Conspiracism in the Christian Right often is overlooked by the mainstream media, despite the prominence of those who promote it. Prior to the 1998 elections, Dr. James Dobson led a well-publicized campaign to pull the Republican Party into alignment with Christian Right moral principles. Dobson and his colleague Gary Bauer co-authored Children at Risk: The Battle for the Hearts and Minds of Our Kids, which sees an escalating civil war with the forces of Godless secular humanism. Dobson praises Noebel's Summit Ministries, especially its youth training seminars and its high school curriculum that immerse students in apocalyptic conspiracist theories about the secular humanist menace.

Dobson's endorsement of Summit is significant because it illustrates how some of the more doctrinaire leaders of the Christian Right are comfortable with Old Right conspiracism.

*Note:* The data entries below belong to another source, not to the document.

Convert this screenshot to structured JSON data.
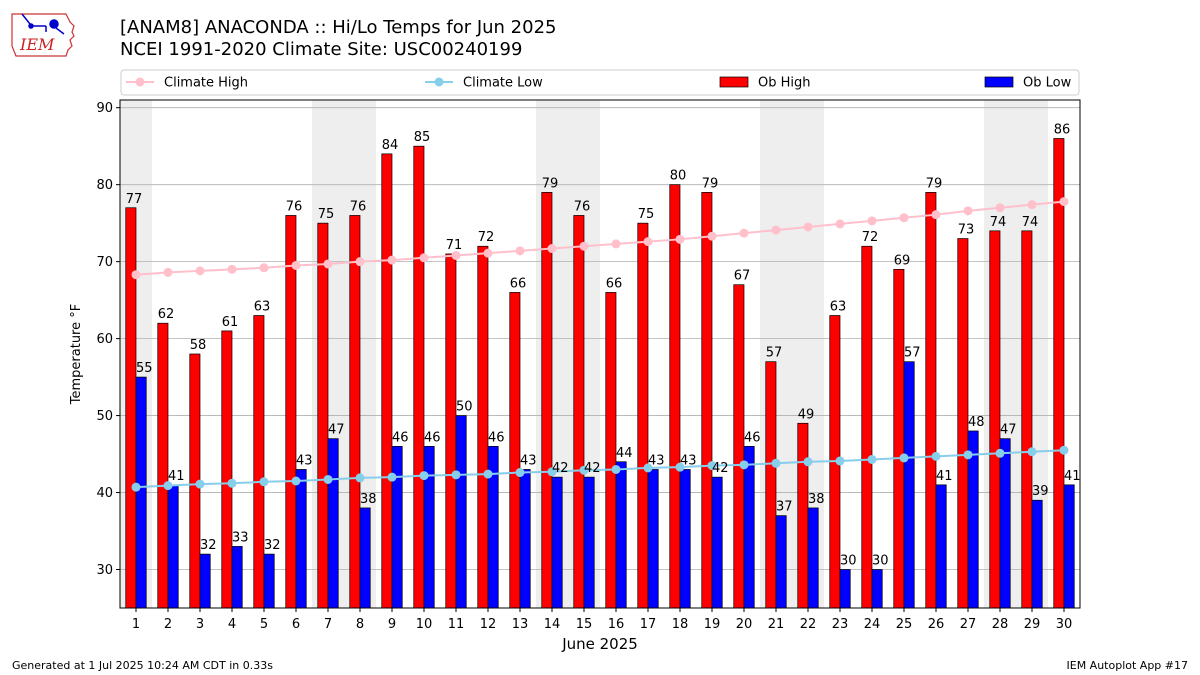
{
  "header": {
    "title_line1": "[ANAM8] ANACONDA :: Hi/Lo Temps for Jun 2025",
    "title_line2": "NCEI 1991-2020 Climate Site: USC00240199"
  },
  "logo": {
    "text": "IEM"
  },
  "footer": {
    "generated": "Generated at 1 Jul 2025 10:24 AM CDT in 0.33s",
    "app": "IEM Autoplot App #17"
  },
  "colors": {
    "ob_high": "#ff0000",
    "ob_low": "#0000ff",
    "climate_high": "#ffc0cb",
    "climate_low": "#87ceeb",
    "weekend_band": "#eeeeee",
    "grid": "#b0b0b0"
  },
  "chart_data": {
    "type": "bar",
    "title": "[ANAM8] ANACONDA :: Hi/Lo Temps for Jun 2025",
    "xlabel": "June 2025",
    "ylabel": "Temperature °F",
    "ylim": [
      25,
      91
    ],
    "yticks": [
      30,
      40,
      50,
      60,
      70,
      80,
      90
    ],
    "grid": "y",
    "legend_position": "top",
    "categories": [
      "1",
      "2",
      "3",
      "4",
      "5",
      "6",
      "7",
      "8",
      "9",
      "10",
      "11",
      "12",
      "13",
      "14",
      "15",
      "16",
      "17",
      "18",
      "19",
      "20",
      "21",
      "22",
      "23",
      "24",
      "25",
      "26",
      "27",
      "28",
      "29",
      "30"
    ],
    "weekend_days": [
      1,
      7,
      8,
      14,
      15,
      21,
      22,
      28,
      29
    ],
    "series": [
      {
        "name": "Ob High",
        "kind": "bar",
        "values": [
          77,
          62,
          58,
          61,
          63,
          76,
          75,
          76,
          84,
          85,
          71,
          72,
          66,
          79,
          76,
          66,
          75,
          80,
          79,
          67,
          57,
          49,
          63,
          72,
          69,
          79,
          73,
          74,
          74,
          86
        ]
      },
      {
        "name": "Ob Low",
        "kind": "bar",
        "values": [
          55,
          41,
          32,
          33,
          32,
          43,
          47,
          38,
          46,
          46,
          50,
          46,
          43,
          42,
          42,
          44,
          43,
          43,
          42,
          46,
          37,
          38,
          30,
          30,
          57,
          41,
          48,
          47,
          39,
          41
        ]
      },
      {
        "name": "Climate High",
        "kind": "line",
        "values": [
          68.3,
          68.6,
          68.8,
          69.0,
          69.2,
          69.5,
          69.7,
          70.0,
          70.2,
          70.5,
          70.8,
          71.1,
          71.4,
          71.7,
          72.0,
          72.3,
          72.6,
          72.9,
          73.3,
          73.7,
          74.1,
          74.5,
          74.9,
          75.3,
          75.7,
          76.1,
          76.6,
          77.0,
          77.4,
          77.8
        ]
      },
      {
        "name": "Climate Low",
        "kind": "line",
        "values": [
          40.7,
          40.9,
          41.1,
          41.2,
          41.4,
          41.5,
          41.7,
          41.9,
          42.0,
          42.2,
          42.3,
          42.4,
          42.6,
          42.7,
          42.9,
          43.0,
          43.2,
          43.3,
          43.5,
          43.6,
          43.8,
          44.0,
          44.1,
          44.3,
          44.5,
          44.7,
          44.9,
          45.1,
          45.3,
          45.5
        ]
      }
    ]
  }
}
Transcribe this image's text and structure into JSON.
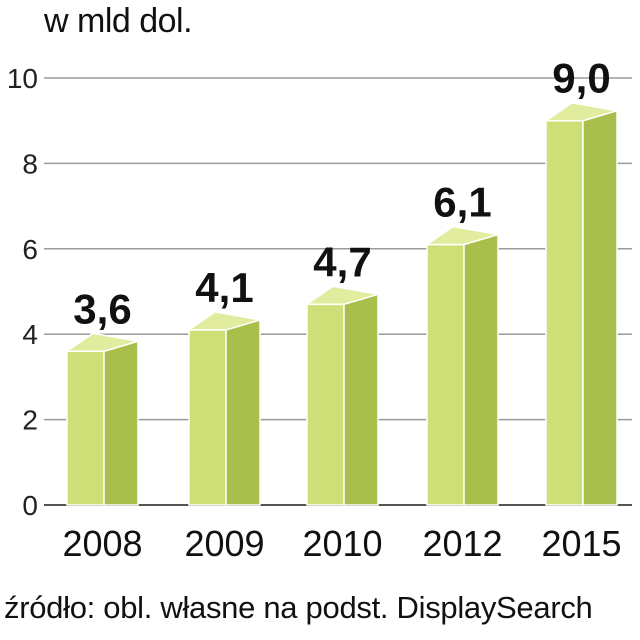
{
  "chart_data": {
    "type": "bar",
    "title": "w mld dol.",
    "categories": [
      "2008",
      "2009",
      "2010",
      "2012",
      "2015"
    ],
    "values": [
      3.6,
      4.1,
      4.7,
      6.1,
      9.0
    ],
    "value_labels": [
      "3,6",
      "4,1",
      "4,7",
      "6,1",
      "9,0"
    ],
    "y_ticks": [
      "0",
      "2",
      "4",
      "6",
      "8",
      "10"
    ],
    "ylim": [
      0,
      10
    ],
    "grid": true,
    "xlabel": "",
    "ylabel": "",
    "colors": {
      "bar_front": "#cfdf78",
      "bar_side": "#a9bf4c",
      "bar_top": "#e2ec9e",
      "bar_edge": "#ffffff",
      "grid": "#9a9a9a"
    }
  },
  "source": "źródło: obl. własne na podst. DisplaySearch"
}
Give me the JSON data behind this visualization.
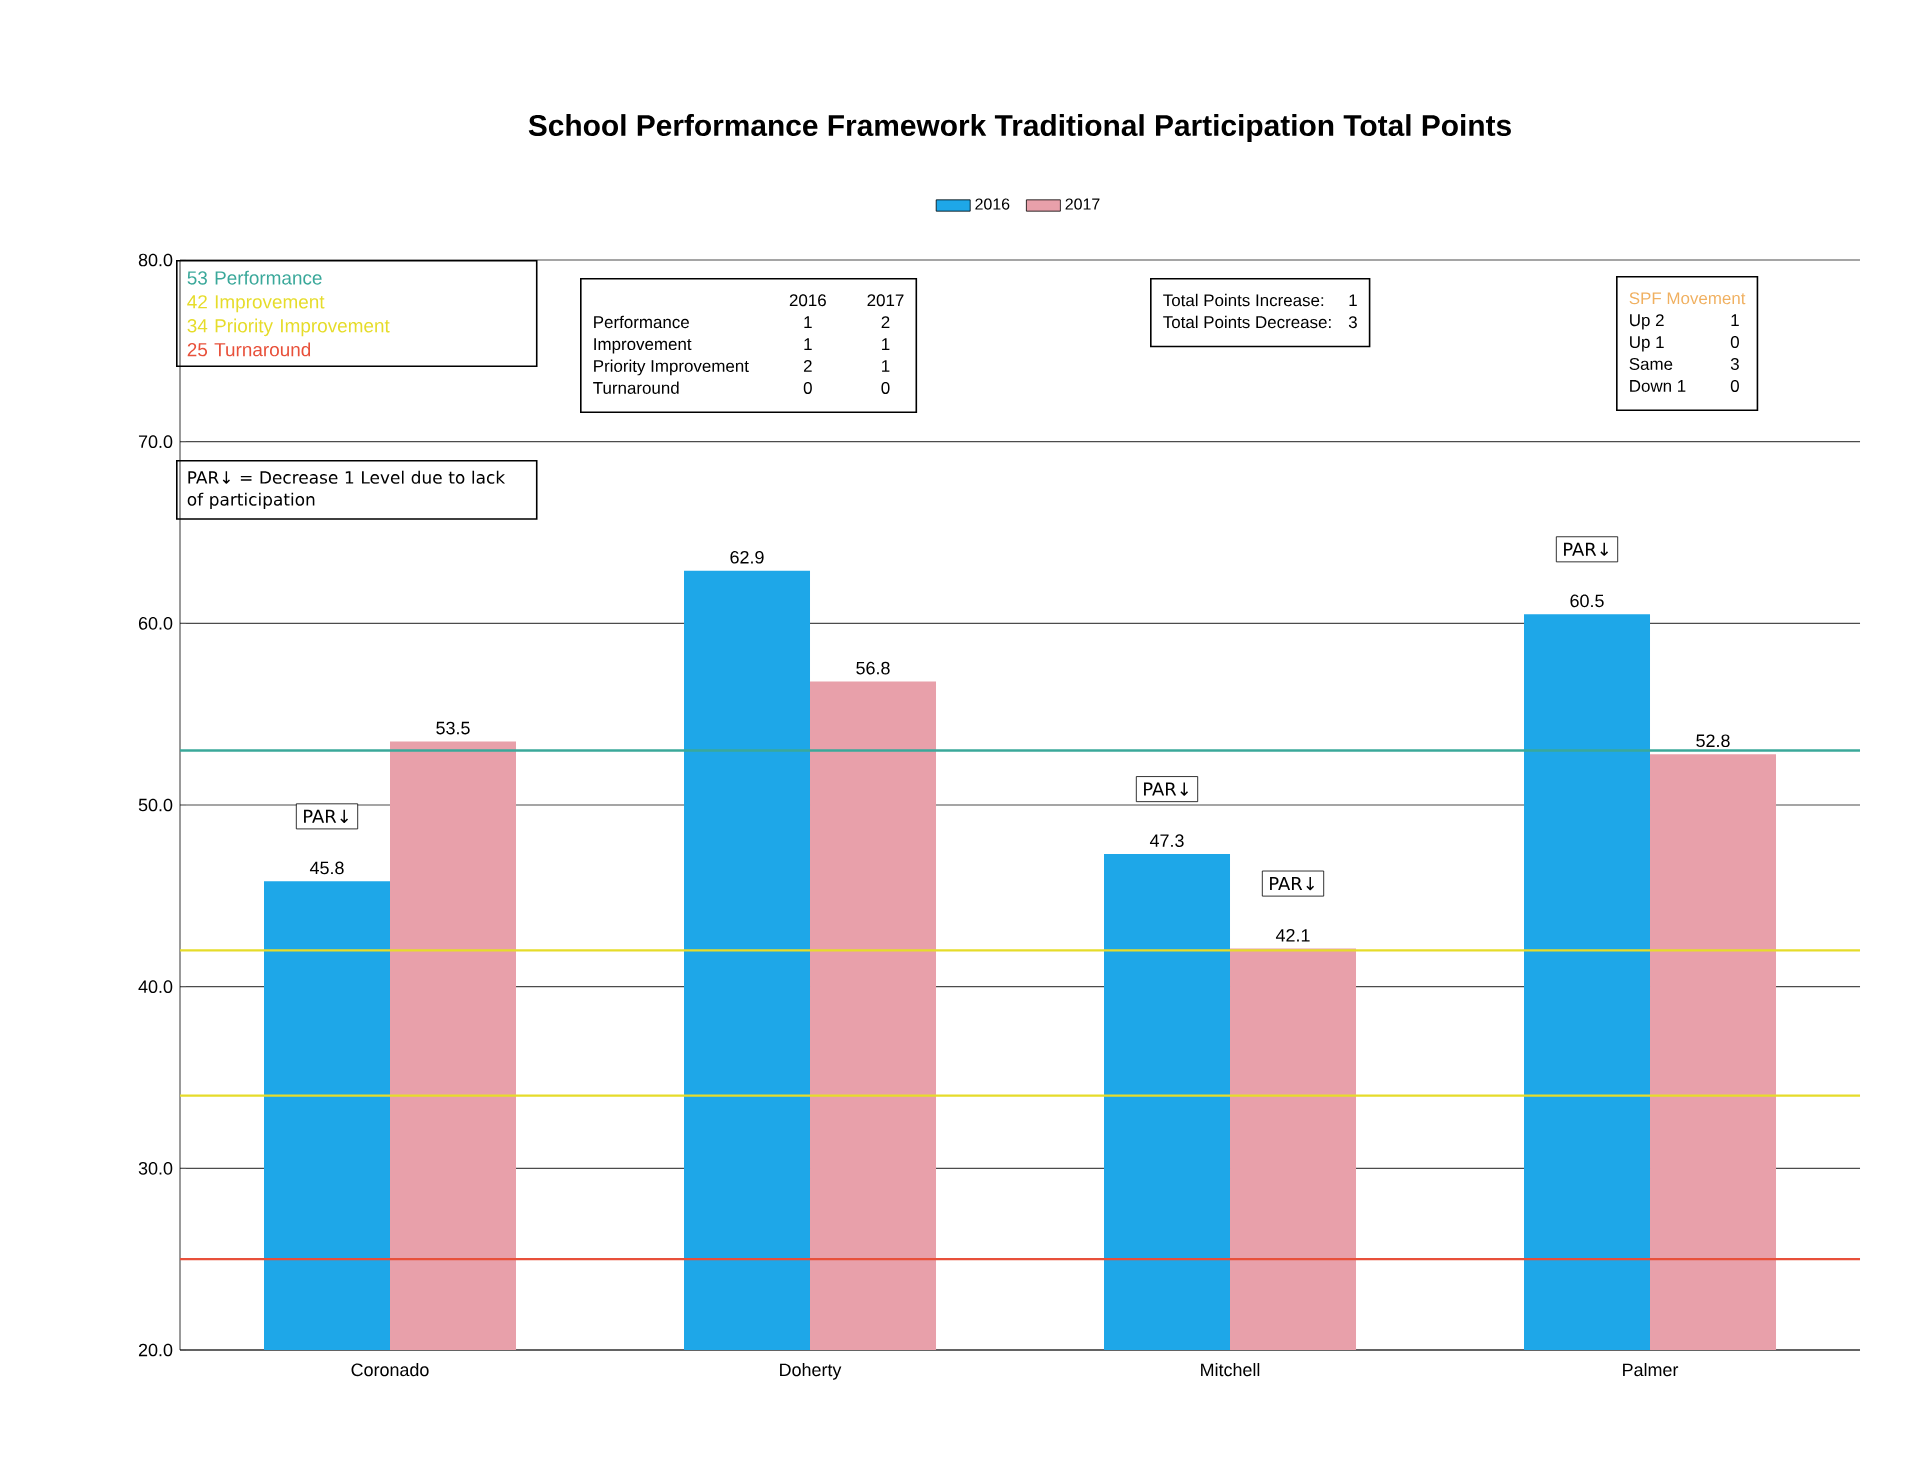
{
  "chart_data": {
    "type": "bar",
    "title": "School Performance Framework  Traditional   Participation  Total Points",
    "categories": [
      "Coronado",
      "Doherty",
      "Mitchell",
      "Palmer"
    ],
    "series": [
      {
        "name": "2016",
        "color": "#1ea7e8",
        "values": [
          45.8,
          62.9,
          47.3,
          60.5
        ]
      },
      {
        "name": "2017",
        "color": "#e8a0aa",
        "values": [
          53.5,
          56.8,
          42.1,
          52.8
        ]
      }
    ],
    "ylim": [
      20,
      80
    ],
    "yticks": [
      {
        "value": 20,
        "label": "20.0"
      },
      {
        "value": 30,
        "label": "30.0"
      },
      {
        "value": 40,
        "label": "40.0"
      },
      {
        "value": 50,
        "label": "50.0"
      },
      {
        "value": 60,
        "label": "60.0"
      },
      {
        "value": 70,
        "label": "70.0"
      },
      {
        "value": 80,
        "label": "80.0"
      }
    ],
    "grid": "y",
    "legend": "top",
    "data_labels": true,
    "ref_lines": [
      {
        "axis": "y",
        "value": 53,
        "color": "#3aa89a"
      },
      {
        "axis": "y",
        "value": 42,
        "color": "#e6dc2a"
      },
      {
        "axis": "y",
        "value": 34,
        "color": "#e6dc2a"
      },
      {
        "axis": "y",
        "value": 25,
        "color": "#e8503a"
      }
    ],
    "annotations": [
      "53 Performance",
      "42 Improvement",
      "34 Priority Improvement",
      "25 Turnaround",
      "PAR↓ = Decrease 1 Level due to lack of participation",
      "2016",
      "2017",
      "Performance",
      "1",
      "2",
      "Improvement",
      "1",
      "1",
      "Priority Improvement",
      "2",
      "1",
      "Turnaround",
      "0",
      "0",
      "Total Points Increase:",
      "1",
      "Total Points Decrease:",
      "3",
      "SPF Movement",
      "Up 2",
      "1",
      "Up 1",
      "0",
      "Same",
      "3",
      "Down 1",
      "0",
      "PAR↓",
      "PAR↓",
      "PAR↓",
      "PAR↓"
    ]
  }
}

Summit Ministries has a longstanding relationship with the conspiracist John Birch Society, placing large ads in the John Birch Society's publications over many years. In at least one instance, in 1983, Summit Ministries appears to have served as a conduit for tax-exempt donations for the JBS.

Noebel recently absorbed the newsletter of Fred Schwarz' hard right Christian Anti-Communism Crusade.

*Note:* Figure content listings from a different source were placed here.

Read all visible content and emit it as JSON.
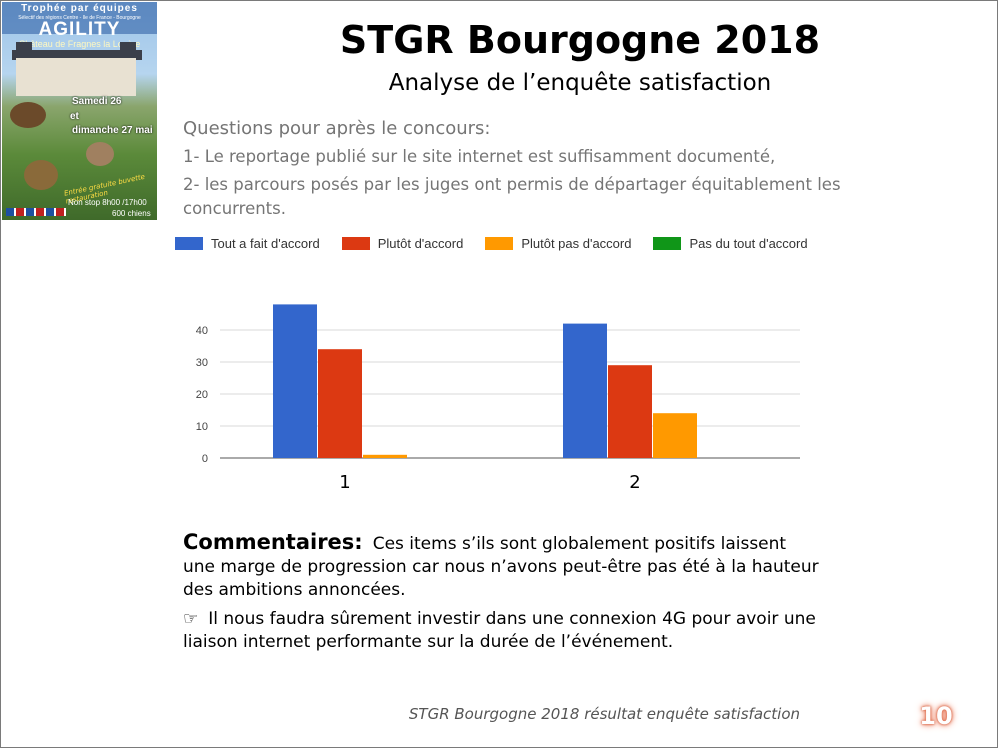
{
  "poster": {
    "line1": "Trophée par équipes",
    "line2": "Sélectif des régions Centre - Ile de France - Bourgogne",
    "line3": "AGILITY",
    "line4": "Château de Fragnes la Loyère",
    "date1": "Samedi 26",
    "date2": "et",
    "date3": "dimanche 27 mai",
    "slogan": "Entrée gratuite buvette restauration",
    "hours": "Non stop 8h00 /17h00",
    "dogs": "600 chiens"
  },
  "title": "STGR Bourgogne 2018",
  "subtitle": "Analyse de l’enquête satisfaction",
  "questions": {
    "heading": "Questions pour après le concours:",
    "items": [
      "1- Le reportage publié sur le site internet est suffisamment documenté,",
      "2- les parcours posés par les juges ont permis de départager équitablement les concurrents."
    ]
  },
  "colors": {
    "blue": "#3366cc",
    "red": "#dc3912",
    "orange": "#ff9900",
    "green": "#109618"
  },
  "chart_data": {
    "type": "bar",
    "categories": [
      "1",
      "2"
    ],
    "series": [
      {
        "name": "Tout a fait d'accord",
        "values": [
          48,
          42
        ],
        "color": "#3366cc"
      },
      {
        "name": "Plutôt d'accord",
        "values": [
          34,
          29
        ],
        "color": "#dc3912"
      },
      {
        "name": "Plutôt pas d'accord",
        "values": [
          1,
          14
        ],
        "color": "#ff9900"
      },
      {
        "name": "Pas du tout d'accord",
        "values": [
          0,
          0
        ],
        "color": "#109618"
      }
    ],
    "yticks": [
      "0",
      "10",
      "20",
      "30",
      "40"
    ],
    "ylim": [
      0,
      50
    ],
    "grid": true,
    "legend": "top"
  },
  "comments": {
    "label": "Commentaires:",
    "text1": "Ces items s’ils sont globalement positifs laissent une marge de progression car nous n’avons peut-être pas été à la hauteur des ambitions annoncées.",
    "icon": "pointing-hand-icon",
    "text2": "Il nous faudra sûrement investir dans une connexion 4G pour avoir une liaison internet performante sur la durée de l’événement."
  },
  "footer": "STGR Bourgogne 2018 résultat enquête satisfaction",
  "page_number": "10"
}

In 1991 David A. Noebel of Summit Ministries, an ultra-conservative Christian training center located outside Colorado Springs, Colorado wrote the 900 page Understanding the Times textbook used in 850 Christian schools enrolling a total of over 15,000 students. The book argues that secular humanism has replaced communism as the major anti-Christian philosophy.


>From Chip Berlet and Margaret Quigley, "Theocracy & White Supremacy," in Eye
's Right! Challenging the Right Wing Backlash, Chip Berlet, ed., (Boston, South End Press, 1995).

In 1966, David Noebel (then of Billy James Hargis' Christian Crusade, now head of the influential Summit Ministries) argued, "Anyone who will dig into the facts of the Communist involvement in the 'civil rights' strife will come to the conclusion that these forces have no stopping point short of complete destruction of the American way of life." (In the preface, Noebel thanks Dr. R. P. Oliver, who is now perhaps best known as a director of the Institute for Historical Review, which denies that the Holocaust took place.)

The identification of sexual licentiousness and "primitive" music with subversion and people of color is an essential part of the secular humanist conspiracy theory, and one that has been remarkably consistent over time. The current attacks on rap music take place within this context.

In 1966, David Noebel argued that the communist conspiracy ("the most cunning, diabolical conspiracy in the annals of human history") was using rock music, with its savage, tribal, orgiastic beat, to destroy "our youths' ability to relax, reflect, study and meditate" and to prepare them "for riot, civil disobedience and revolution." Twenty years later, these views were repeated practically verbatim by Allan Bloom, who wrote that rock music, with its "barbaric appeal to sexual desire," "ruins the imagination of young people and makes it very difficult for them to have a passionate relationship to the arts and thought that are the substance of liberal education."

The hard right's attack on multiculturalism derives its strength from the right's absolutism, as well as from its White racial nationalism. Samuel Blumenfeld was among the first to attack multiculturalism as a new form of secular humanism's values relativism, writing in 1986 that multiculturalism legitimized different lifestyles and values systems, thereby legitimizing a moral diversity that "directly contradicts the Biblical concept of moral absolutes on which this nation was founded."

Patrick Buchanan bases his opposition to multiculturalism on White racial nationalism. In one article, "Immigration Reform or Racial Purity?," Buchanan himself was quite clear:

"The burning issue here has almost nothing to do with economics, almost everything to do with race and ethnicity. If British subjects, fleeing a depression, were pouring into this country through Canada, there would be few alarms."

"The central objection to the present flood of illegals is they are not English-speaking white people from Western Europe; they are Spanish-speaking brown and black people from Mexico, Latin America and the Caribbean."